Un recente policy brief dell’Inapp ha dimostrato che ci sono figure professionali più esposte al rischio di infezioni e malattie, oltre al settore sanitario si trovano nel settore dell’istruzione pre-scolastica e degli asili nido che mostrano i valori di rischio di contatto più alti. Ci sono poi professioni le cui attività si possono più facilmente svolgere da casa come nell’industria finanziaria, bancaria e assicurativa, nella pubblica amministrazione e nella maggior parte dei servizi professionali. Oltre questi, proprio per l’emergenza coronavirus, c’è da considerare anche la didattica nelle scuole e nelle Università svolta completamente da remoto. Tutto questo si è potuto realizzare grazie alle tecnologie che ci consentono di svolgere dei compiti che fino a pochi anni fa potevamo fare solo dall’ufficio.
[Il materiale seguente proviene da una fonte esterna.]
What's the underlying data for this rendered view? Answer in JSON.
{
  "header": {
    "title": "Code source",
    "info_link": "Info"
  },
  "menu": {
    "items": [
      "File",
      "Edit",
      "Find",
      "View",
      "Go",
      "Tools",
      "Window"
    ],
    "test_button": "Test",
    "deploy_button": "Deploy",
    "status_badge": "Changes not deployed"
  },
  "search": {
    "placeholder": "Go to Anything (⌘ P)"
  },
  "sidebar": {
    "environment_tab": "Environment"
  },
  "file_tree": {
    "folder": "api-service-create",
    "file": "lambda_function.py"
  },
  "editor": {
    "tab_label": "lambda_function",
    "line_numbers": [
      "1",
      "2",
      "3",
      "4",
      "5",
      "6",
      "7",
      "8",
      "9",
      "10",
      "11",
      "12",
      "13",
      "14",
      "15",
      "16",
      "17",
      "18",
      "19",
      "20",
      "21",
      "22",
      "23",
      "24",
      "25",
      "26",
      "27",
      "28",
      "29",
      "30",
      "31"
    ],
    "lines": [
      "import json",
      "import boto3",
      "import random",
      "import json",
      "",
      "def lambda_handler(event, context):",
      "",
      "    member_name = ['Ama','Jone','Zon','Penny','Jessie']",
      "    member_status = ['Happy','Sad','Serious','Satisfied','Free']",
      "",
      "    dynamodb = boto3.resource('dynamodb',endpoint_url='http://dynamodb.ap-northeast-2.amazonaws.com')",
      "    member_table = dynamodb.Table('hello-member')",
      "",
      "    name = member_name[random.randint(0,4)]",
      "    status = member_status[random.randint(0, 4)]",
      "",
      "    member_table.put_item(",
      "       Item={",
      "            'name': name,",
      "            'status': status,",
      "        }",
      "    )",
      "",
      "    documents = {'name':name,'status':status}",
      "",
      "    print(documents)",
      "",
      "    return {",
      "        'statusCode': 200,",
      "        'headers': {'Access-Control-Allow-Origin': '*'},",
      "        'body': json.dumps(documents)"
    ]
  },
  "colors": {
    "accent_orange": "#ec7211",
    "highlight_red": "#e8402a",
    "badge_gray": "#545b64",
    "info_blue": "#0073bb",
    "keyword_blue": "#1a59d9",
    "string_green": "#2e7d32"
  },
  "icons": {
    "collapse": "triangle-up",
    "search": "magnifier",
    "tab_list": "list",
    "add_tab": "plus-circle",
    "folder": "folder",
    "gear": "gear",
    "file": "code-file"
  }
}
Ora possiamo lavorare, mandare mail, scrivere progetti, stendere relazioni, fare meeting, perfino studiare attraverso i nostri device. Non è più importante dove siamo fisicamente ma se siamo “connessi”, quindi potenzialmente sono molti i settori che sono stati e saranno impattati da questo cambiamento.
Lo smart working ci costringerà a dire addio al lavoro come inteso tradizionalmente, mandando in soffitta le relazioni fisiche a favore di una comunicazione interamente digitale?
Sicuramente no. Questa è una caratteristica nata con il “lockdown” e destinata a morire con esso. L’organizzazione del lavoro in smart working non prevede questo. Essa prevede il lavoro “da remoto” come complementare e non come sostitutivo del lavoro in presenza. In una ristrutturazione saggia dei processi produttivi basata sullo smart working la socialità, la collaborazione, lo spirito di gruppo, la partecipazione interattiva costituiscono tutti aspetti che devono essere rafforzati. Ma perché questo sia realizzato occorre non solo una crescita delle competenze e della cultura del lavoro da parte dei lavoratori, ma anche una grande capacità manageriale e gestionale da parte degli imprenditori e dei responsabili delle organizzazioni.